When submitting a 6.1 application, institutions ought to provide compelling evidence regarding the access request at issue. Although contextual information may be helpful, it is unlikely to be a determinative factor when deciding whether an application meets the criteria under section 6.1.
The institution advanced multiple arguments that it alleged, collectively, constitute an abuse of the right of access. It relied heavily upon the requester’s behaviour in previous privacy requests and the total number of privacy and access requests to support its 6.1 application. The institution confirmed this had not been an issue with prior access requests, rather, it was concerned that the requester would now follow the same pattern of abusive conduct in the context of access requests that the requester had exhibited in privacy requests.
The requester provided lengthy submissions, denying the institution’s allegations. The requester further submitted that the institution filed a premature 6.1 application by failing in its duty to assist. The requester stated there had been no attempts to clarify the text of the request based on allegations of repetitiveness or lack of clarity prior to submitting a 6.1 application.
In its application, the institution took issue with both the scope and the clarity of the request. Yet, the institution only sought clarification from the requester regarding the scope of the request, to which the requester insisted that the request be processed as written.
The Commissioner explained that despite raising clarity as an issue in its application and seeking to confirm the scope of the request with the requester, at no time did the institution attempt to clarify the substance of the access request with the requester prior to submitting its 6.1 application. The Commissioner found that, while the institution claimed that several portions of the request would require subjective judgements by its Offices of Primary Interest (OPIs) in order to process the request, it never gave the requester the opportunity to clarify the request.
It appeared from the institution’s submission that it did not seek clarification from the requester in light of the requester’s history of refusing to clarify requests. However, the requester suggested that they had cooperated and clarified requests in the past.

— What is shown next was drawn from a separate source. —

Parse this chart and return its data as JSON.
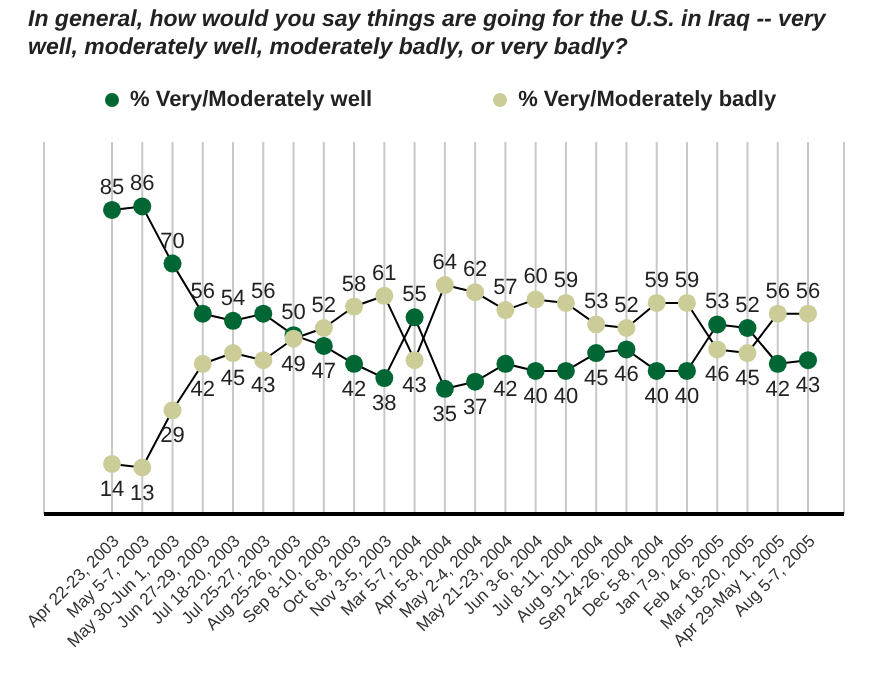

Both parties have an obligation to collaborate. The requester has an obligation to provide sufficient clarity to the institution so it may process the request under the Act. If the institution requires further clarification in order to process the access request, it has an obligation in terms of duty to assist, to seek this from the requester. History between the parties does not lessen the institution’s obligation to attempt to clarify the request. The information related to previous privacy requests and past behaviour was not sufficient to be relied upon for a finding in this application.
In light of the importance for both parties to collaborate at the outset of the process, the Commissioner also strongly encouraged the requester to meaningfully work with the institution to find a reasonable way forward in relation to this request, as the request appeared quite broad. Ultimately, however, the Commissioner stated that it remains open to the institution to process the request as it sees fit, in accordance with the Act. It may assess whether the request or portions of it, do not satisfy the requirements of section 6 and cannot be processed, or it may process it and apply available exemptions. Similarly, the Commissioner reminded that nothing in her decision prevents the requester from filing a complaint in accordance with the Act.
The application was dismissed as premature.